Foundation is embossed with a honeycomb pattern that the bees use as a template for the comb. Bees need to build different-sized cells for different purposes and they have a hard time doing that with foundation. It’s all printed with identically sized cells, which makes management of the hive difficult for the bees. There’s mounting evidence that bees can benefit from being allowed to build smaller cells than is normally printed on the foundation as well: smaller bees develop more quickly, reducing the time that developing bees are exposed to some parasites. They also tend to be stronger and fly faster.
We’re big fans of the Kenyan Top Bar Hive that was developed on a CIDA-sponsored development project in the 1960s. This type of hive is oriented horizontally, roughly approximating a hollow log hive. Instead of frames, the top of the hive is made of wooden bars; there are no frames in a tbh. The bees build the comb from these bars in whatever cell configuration that they need and it’s still easy for the beekeeper to remove the combs for inspection or harvest. We started out in tbh’s and are planning some further experimentation with them in 2017.
It’s not just about the honey
It’s all about the bees: we’re always moving forward with some new idea or possible modification to better help the bees and the hives. For example: of our first four top bar hives, we have three different designs, four different building methods and two types of top-bars. We’ve more or less settled on one design, but we keep our eyes open for ideas and are planning to run a field trial of different versions to see how they compare.
Honey production and hive products are not the primary focus for us. Yet, we are still a commercial apiary and have limited runs of raw honey for sale. Only the excess goodness that the bees provide is harvested. The wax is used in candles, lip balms and creams.
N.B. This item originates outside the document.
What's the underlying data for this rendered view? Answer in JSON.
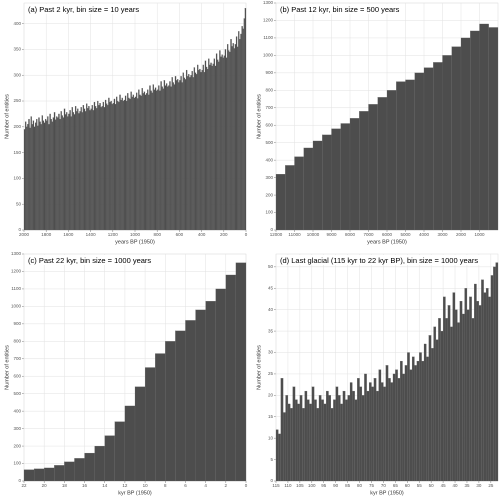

Not all of our hives are TBH’s, though. Honey is what pays the bills, and you just can’t beat a standard Langstroth for honey production. That doesn’t mean we’ve abandoned our principles, though. The hives do have frames, but where you’d normally see sheets of foundations wax, there’s just a starter strip. That helps keep the combs straight and inside the frames. That lets us work in the hive without making a mess of the comb when we need to inspect a frame. That also lets the bees build whatever size cells they want. If you do a Google search for cell size, you’ll find all kinds of arguing about what size of brood comb cell is “natural”. Standard foundation is around 5.2mm, but any number of other sizes are espoused. We don’t have the answer to that argument either, but we’ve seen a wide range of cell sizes in comb: as large as 5.5mm and all the way down to 4.7mm. Leave out the foundation and they’ll build whatever size cells they want. That’s as it should be.
Kids are the future
Teaching people about the lowly honeybee is vital as well. We love to talk about the bees and show people what we do. We’ve had visitors from all over Southern Ontario and Quebec and in 2010 we developed the requirements for a Scouts Canada Pack Speciality Badge in Beekeeping. So far, three Cub Packs have done the program and once we’re happy with it, we’ll be sharing it with the entire organization. Our kids are the future and the sooner they know how vitally important our insect friends are, the better off we’ll all be.